UCITS V provides that the safekeeping functions (not the oversight functions) can be delegated by the depositary to third parties (including to a Central Securities Depository to the extent that it is has been entrusted with the safekeeping of the securities of the UCITS) subject to certain conditions. Among these conditions there is a requirement for (i) an objective reason for the delegation and (ii) adequate initial due diligence by exercising due skill, care, and diligence in the selection of the delegates. In addition, the depositary is also subject to ongoing due diligence duties and must ensure that the delegate meets a range of conditions when exercising its functions. The segregation of assets must be ensured even in the case of delegation. Depositories and their delegates will not be allowed to reuse assets of the UCITS except if it is executed on behalf of the UCITS and provided other specific conditions are met. 

UCITS V requires that the prospectus of a UCITS must contain, amongst other information relating to the depository, the list of its delegates and sub-delegates which may be difficult to manage in practice. 

On 11 July 2014, the Commission de Surveillance du Secteur Financier issued a circular on the rules applicable to UCITS depositaries (Circular CSSF 14/587; see point 1) which anticipates the application of UCITS V in relation to certain aspects, mainly rules relating to (i) the segregation of UCITS’ assets throughout the delegation chain, (ii) the initial and ongoing due diligence in case of delegation, (iii) the identification, resolution and avoidance of conflicts of interest, (iv) adequate booking and monitoring of cash flows. It also details organisational rules and rules of conduct that a credit institution should comply with to be approved as a UCITS depository.

2.2 Management company remuneration  

UCITS V introduces a requirement that UCITS management companies put in place remuneration policies and practices broadly for senior management and persons whose professional activities have a material impact on the risk profile of the management company or the UCITS. Such policies and practices must be consistent with and promote sound and effective risk management and discourage disproportionate risk-taking by the UCITS. The remuneration policy requirements are very detailed on variable remuneration and broadly replicate the corresponding provisions in AIFMD. 

Certain disclosures will be required to be made in the UCITS annual report in relation to fixed and variable remuneration paid by the management company or the self-managed UCITS to its staff. 
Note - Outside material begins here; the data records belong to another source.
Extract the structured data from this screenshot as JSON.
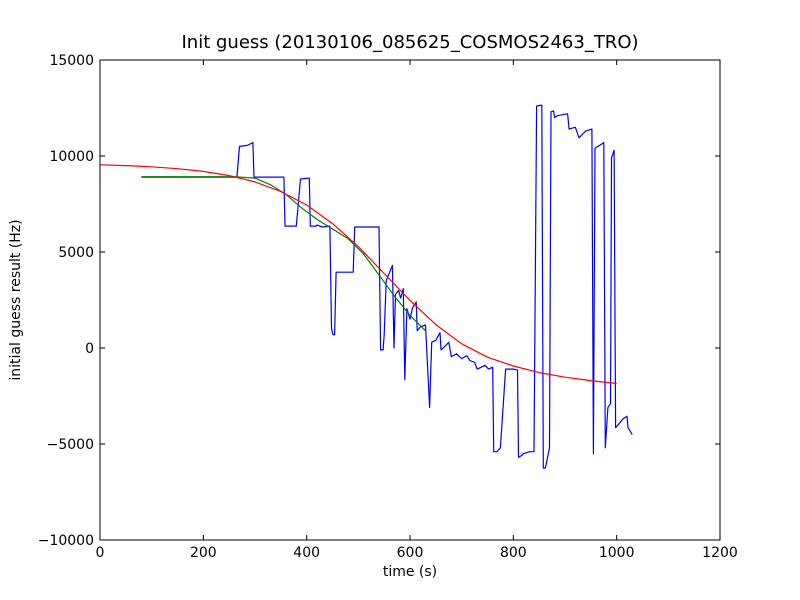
{
  "chart_data": {
    "type": "line",
    "title": "Init guess (20130106_085625_COSMOS2463_TRO)",
    "xlabel": "time (s)",
    "ylabel": "initial guess result (Hz)",
    "xlim": [
      0,
      1200
    ],
    "ylim": [
      -10000,
      15000
    ],
    "xticks": [
      0,
      200,
      400,
      600,
      800,
      1000,
      1200
    ],
    "yticks": [
      -10000,
      -5000,
      0,
      5000,
      10000,
      15000
    ],
    "xtick_labels": [
      "0",
      "200",
      "400",
      "600",
      "800",
      "1000",
      "1200"
    ],
    "ytick_labels": [
      "−10000",
      "−5000",
      "0",
      "5000",
      "10000",
      "15000"
    ],
    "grid": false,
    "legend": "none",
    "series": [
      {
        "color": "#0000ff",
        "points": [
          [
            80,
            8900
          ],
          [
            265,
            8900
          ],
          [
            270,
            10500
          ],
          [
            285,
            10550
          ],
          [
            296,
            10700
          ],
          [
            298,
            8900
          ],
          [
            356,
            8900
          ],
          [
            358,
            6350
          ],
          [
            380,
            6350
          ],
          [
            388,
            8800
          ],
          [
            405,
            8850
          ],
          [
            407,
            6350
          ],
          [
            418,
            6350
          ],
          [
            420,
            6400
          ],
          [
            430,
            6300
          ],
          [
            445,
            6350
          ],
          [
            448,
            1000
          ],
          [
            451,
            700
          ],
          [
            454,
            700
          ],
          [
            457,
            3950
          ],
          [
            490,
            3950
          ],
          [
            493,
            6300
          ],
          [
            540,
            6300
          ],
          [
            543,
            -100
          ],
          [
            548,
            -100
          ],
          [
            550,
            700
          ],
          [
            554,
            3500
          ],
          [
            566,
            4300
          ],
          [
            569,
            0
          ],
          [
            572,
            2800
          ],
          [
            578,
            3000
          ],
          [
            582,
            2600
          ],
          [
            587,
            3100
          ],
          [
            590,
            -1650
          ],
          [
            594,
            2050
          ],
          [
            600,
            1500
          ],
          [
            605,
            2100
          ],
          [
            612,
            2400
          ],
          [
            614,
            900
          ],
          [
            620,
            1100
          ],
          [
            630,
            1200
          ],
          [
            638,
            -3100
          ],
          [
            642,
            300
          ],
          [
            650,
            400
          ],
          [
            658,
            800
          ],
          [
            660,
            -100
          ],
          [
            668,
            100
          ],
          [
            675,
            300
          ],
          [
            680,
            -450
          ],
          [
            690,
            -300
          ],
          [
            700,
            -550
          ],
          [
            710,
            -400
          ],
          [
            716,
            -650
          ],
          [
            725,
            -750
          ],
          [
            730,
            -1100
          ],
          [
            738,
            -1000
          ],
          [
            745,
            -900
          ],
          [
            752,
            -1100
          ],
          [
            760,
            -1000
          ],
          [
            762,
            -5400
          ],
          [
            768,
            -5400
          ],
          [
            775,
            -5200
          ],
          [
            785,
            -1100
          ],
          [
            800,
            -1100
          ],
          [
            808,
            -1150
          ],
          [
            810,
            -5700
          ],
          [
            816,
            -5600
          ],
          [
            820,
            -5500
          ],
          [
            832,
            -5400
          ],
          [
            840,
            -5400
          ],
          [
            845,
            12600
          ],
          [
            855,
            12650
          ],
          [
            858,
            -6250
          ],
          [
            862,
            -6250
          ],
          [
            870,
            -5200
          ],
          [
            873,
            12300
          ],
          [
            878,
            12350
          ],
          [
            880,
            12000
          ],
          [
            885,
            12100
          ],
          [
            905,
            12200
          ],
          [
            908,
            11400
          ],
          [
            920,
            11500
          ],
          [
            927,
            10950
          ],
          [
            940,
            11300
          ],
          [
            952,
            11400
          ],
          [
            955,
            -5500
          ],
          [
            958,
            10400
          ],
          [
            975,
            10700
          ],
          [
            978,
            -5200
          ],
          [
            983,
            -3100
          ],
          [
            988,
            -2900
          ],
          [
            990,
            9900
          ],
          [
            995,
            10300
          ],
          [
            998,
            -4150
          ],
          [
            1012,
            -3700
          ],
          [
            1020,
            -3550
          ],
          [
            1022,
            -4150
          ],
          [
            1030,
            -4500
          ]
        ]
      },
      {
        "color": "#008000",
        "points": [
          [
            80,
            8920
          ],
          [
            200,
            8920
          ],
          [
            260,
            8920
          ],
          [
            300,
            8850
          ],
          [
            330,
            8500
          ],
          [
            360,
            8000
          ],
          [
            390,
            7300
          ],
          [
            420,
            6700
          ],
          [
            450,
            6200
          ],
          [
            480,
            5700
          ],
          [
            510,
            4900
          ],
          [
            540,
            3800
          ],
          [
            570,
            2700
          ],
          [
            600,
            1700
          ],
          [
            630,
            900
          ]
        ]
      },
      {
        "color": "#ff0000",
        "points": [
          [
            0,
            9540
          ],
          [
            50,
            9500
          ],
          [
            100,
            9440
          ],
          [
            150,
            9340
          ],
          [
            200,
            9200
          ],
          [
            250,
            8980
          ],
          [
            300,
            8650
          ],
          [
            350,
            8150
          ],
          [
            400,
            7450
          ],
          [
            450,
            6480
          ],
          [
            500,
            5280
          ],
          [
            550,
            3880
          ],
          [
            600,
            2480
          ],
          [
            650,
            1220
          ],
          [
            700,
            220
          ],
          [
            750,
            -480
          ],
          [
            800,
            -940
          ],
          [
            850,
            -1280
          ],
          [
            900,
            -1520
          ],
          [
            950,
            -1700
          ],
          [
            1000,
            -1850
          ]
        ]
      }
    ]
  }
}
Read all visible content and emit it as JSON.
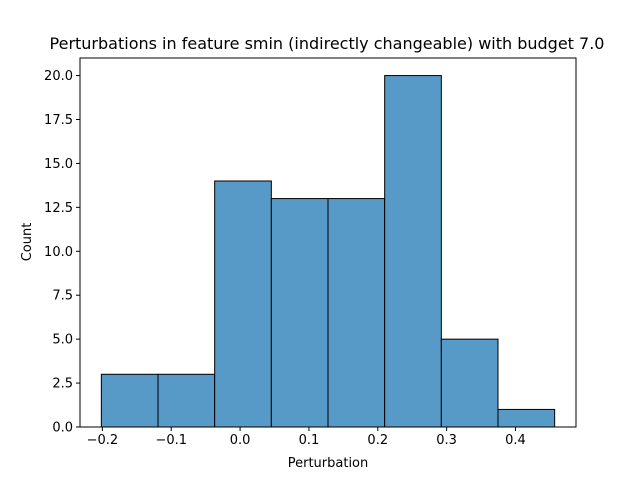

In addition, the key investor information shall include a statement that the details of the up-to-date remuneration policy are available by means of a website (including a reference to that website) and that a paper copy will be made available free of charge upon request. 

ESMA shall draw up guidelines to support its remuneration requirements and UCITS V stipulates that such guidelines should, where appropriate, "be aligned, to the extent possible" with the ESMA AIFMD remuneration guidelines. 

2.3 Sanctions 

UCITS V also imposes common standards for the administrative sanctions which should be published (save in certain specific circumstances) and reported to ESMA with maximum penalties of €5 million (or 10% of annual turnover) for a company or €5 million for individuals. UCITS V sets out a detailed list of breaches of the UCITS Directive which will trigger sanctions including non-compliance with provisions relating, inter alia, to (i) authorisation of UCITS or their management company, (ii) delegation, (iii) rules of conduct, and (iv) rules on investment policies, etc. If Member States already have criminal sanctions in place for the same breaches they may not apply these administrative sanctions under certain conditions. 

2.4 Implementation and transitional provisions 

In terms of timing, UCITS V is expected to be published in the Official Journal of the EU shortly, following Council approval, and it will come into force 20 days thereafter. Member States will then have a period of 18 months to introduce implementing legislation. However, UCITS which have not appointed a depositary in line with the eligibility criteria set forth by UCITS V will have a grandfathering period of 42 months to ensure compliance with UCITS V.